Thursday, December 31, 2009

Turn the Page

A peaceful birthday, I’d say. Everything in moderation, as you wisely taught me. No excesses today, I promise. Fruit cake in the morning with elders and stories that come with lots of sighing. Earmuffs on and steady on the treacherous sidewalk I walk with her offering my arm for support, while she tells me what my estranged cousin has been up to. Ah stories. I miss them all, as I miss everything that’s past tense.

After that, a walk in the park followed by a problematic attempt to get coffee somewhere on New Year’s Eve. All doors closed but our tongues quite open and lively, so we’ll sit and talk about men and love and all this rigmarole of life once more. Men are stupid, she’ll say, and I’ll laugh wholeheartedly at her thesis in which she wholeheartedly believes. And are we, distinguished females, any different? Resolution for 2010: find out.

A subway ride, with little boy sitting across from me ogling me with resolve. He is wondering why I am holding a rose. He whispers the question to his mother, she sits there silently looking at me. I look up from my book and meet her furrowed brow, as if she’s pondering or she consummately dislikes me. Cheer up, woman, it’s New Year’s. And it’s my birthday.

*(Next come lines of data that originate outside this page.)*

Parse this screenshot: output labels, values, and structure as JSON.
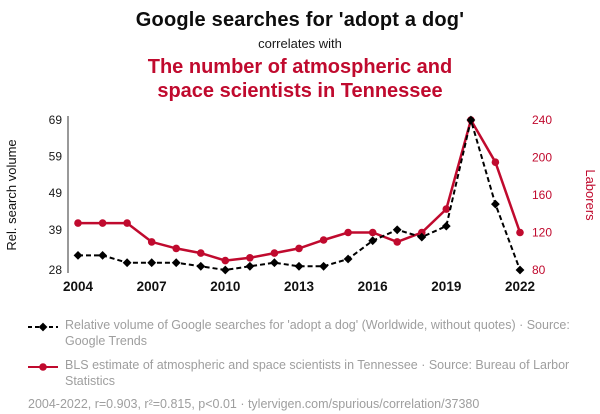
{
  "header": {
    "title": "Google searches for 'adopt a dog'",
    "subtitle": "correlates with",
    "title2": "The number of atmospheric and space scientists in Tennessee"
  },
  "colors": {
    "accent_red": "#c00a2e",
    "series_black": "#000000",
    "muted_gray": "#9e9e9e",
    "tick_text": "#1a1a1a"
  },
  "chart_data": {
    "type": "line",
    "x": [
      2004,
      2005,
      2006,
      2007,
      2008,
      2009,
      2010,
      2011,
      2012,
      2013,
      2014,
      2015,
      2016,
      2017,
      2018,
      2019,
      2020,
      2021,
      2022
    ],
    "x_ticks": [
      2004,
      2007,
      2010,
      2013,
      2016,
      2019,
      2022
    ],
    "left_axis": {
      "label": "Rel. search volume",
      "ticks": [
        28,
        39,
        49,
        59,
        69
      ],
      "range": [
        28,
        69
      ]
    },
    "right_axis": {
      "label": "Laborers",
      "ticks": [
        80,
        120,
        160,
        200,
        240
      ],
      "range": [
        80,
        240
      ]
    },
    "series": [
      {
        "name": "Relative volume of Google searches for 'adopt a dog'",
        "axis": "left",
        "color": "#000000",
        "style": "dashed",
        "marker": "diamond",
        "values": [
          32,
          32,
          30,
          30,
          30,
          29,
          28,
          29,
          30,
          29,
          29,
          31,
          36,
          39,
          37,
          40,
          69,
          46,
          28
        ]
      },
      {
        "name": "BLS estimate of atmospheric and space scientists in Tennessee",
        "axis": "right",
        "color": "#c00a2e",
        "style": "solid",
        "marker": "circle",
        "values": [
          130,
          130,
          130,
          110,
          103,
          98,
          90,
          93,
          98,
          103,
          112,
          120,
          120,
          110,
          120,
          145,
          240,
          195,
          120
        ]
      }
    ],
    "grid": false,
    "legend_position": "bottom"
  },
  "legend": [
    {
      "text": "Relative volume of Google searches for 'adopt a dog' (Worldwide, without quotes) · Source: Google Trends"
    },
    {
      "text": "BLS estimate of atmospheric and space scientists in Tennessee · Source: Bureau of Larbor Statistics"
    }
  ],
  "footer": {
    "text": "2004-2022, r=0.903, r²=0.815, p<0.01 · tylervigen.com/spurious/correlation/37380"
  }
}
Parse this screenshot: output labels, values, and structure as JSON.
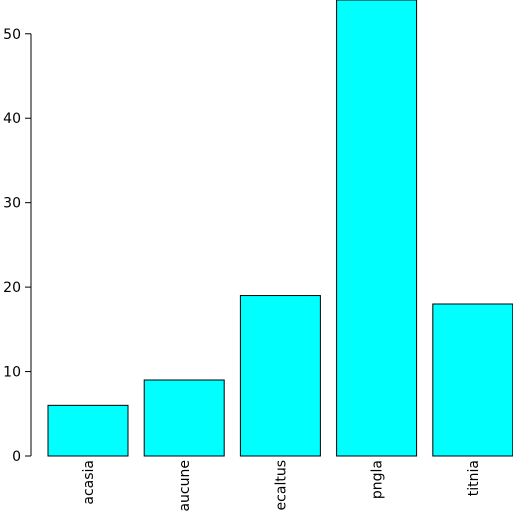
{
  "chart_data": {
    "type": "bar",
    "categories": [
      "acasia",
      "aucune",
      "ecaltus",
      "pngla",
      "titnia"
    ],
    "values": [
      6,
      9,
      19,
      54,
      18
    ],
    "title": "",
    "xlabel": "",
    "ylabel": "",
    "ylim": [
      0,
      54
    ],
    "yticks": [
      "0",
      "10",
      "20",
      "30",
      "40",
      "50"
    ],
    "bar_color": "#00ffff",
    "bar_edge_color": "#000000",
    "grid": false,
    "legend": "none"
  }
}
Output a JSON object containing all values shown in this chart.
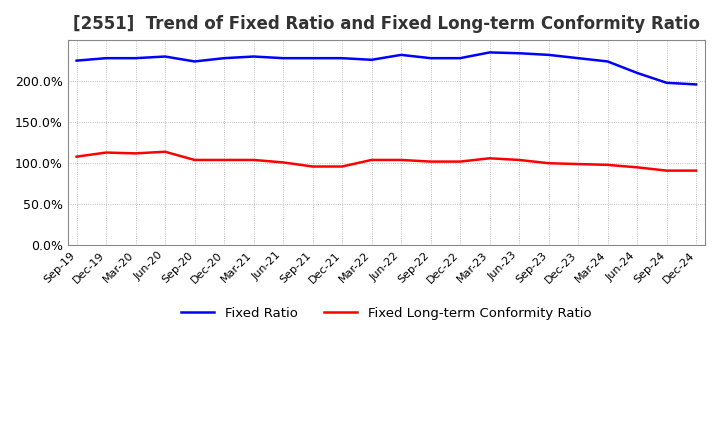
{
  "title": "[2551]  Trend of Fixed Ratio and Fixed Long-term Conformity Ratio",
  "title_fontsize": 12,
  "x_labels": [
    "Sep-19",
    "Dec-19",
    "Mar-20",
    "Jun-20",
    "Sep-20",
    "Dec-20",
    "Mar-21",
    "Jun-21",
    "Sep-21",
    "Dec-21",
    "Mar-22",
    "Jun-22",
    "Sep-22",
    "Dec-22",
    "Mar-23",
    "Jun-23",
    "Sep-23",
    "Dec-23",
    "Mar-24",
    "Jun-24",
    "Sep-24",
    "Dec-24"
  ],
  "fixed_ratio": [
    225,
    228,
    228,
    230,
    224,
    228,
    230,
    228,
    228,
    228,
    226,
    232,
    228,
    228,
    235,
    234,
    232,
    228,
    224,
    210,
    198,
    196
  ],
  "fixed_lt_ratio": [
    108,
    113,
    112,
    114,
    104,
    104,
    104,
    101,
    96,
    96,
    104,
    104,
    102,
    102,
    106,
    104,
    100,
    99,
    98,
    95,
    91,
    91
  ],
  "fixed_ratio_color": "#0000FF",
  "fixed_lt_ratio_color": "#FF0000",
  "ylabel_ticks": [
    0,
    50,
    100,
    150,
    200
  ],
  "ylim": [
    0,
    250
  ],
  "grid_color": "#AAAAAA",
  "background_color": "#FFFFFF",
  "legend_fixed_ratio": "Fixed Ratio",
  "legend_fixed_lt_ratio": "Fixed Long-term Conformity Ratio"
}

Of course, there is someone who calls too late. Someone who forgets altogether. Someone who pretends to forget. And really, perhaps I’d have spent tonight with you if you weren’t so histrionic and sloppy. If there were anything genuine coming from you rather than irreverent, irrelevant passes I already reprimanded. Do you even listen? We could drink wine and watch artsy movies, comment like in the old days, you’d see that there are other forms of caring aside from lewd ones. But I give up tonight. I’ll be where I am wanted, not because of hormones or loneliness or doubts of self-worth, or to increase the attendance number. I’ll go where I am wanted quite honestly. Guilt and atonement be damned, I’ll put them in the 2009 trash bag.

Wait – they are clamoring for me to open the champagne. We are starting the countdown. Fireworks sound like it’s the end of the world. It’s not the end, people. It’s just another day. It just happens to be the last day of the year. But we don’t get so worked up about the last day of every month, do we? The date is nothing but a number, and so is age. I am just informed that I am older. But I don’t feel it. Do you hear me, baby? I don’t feel it.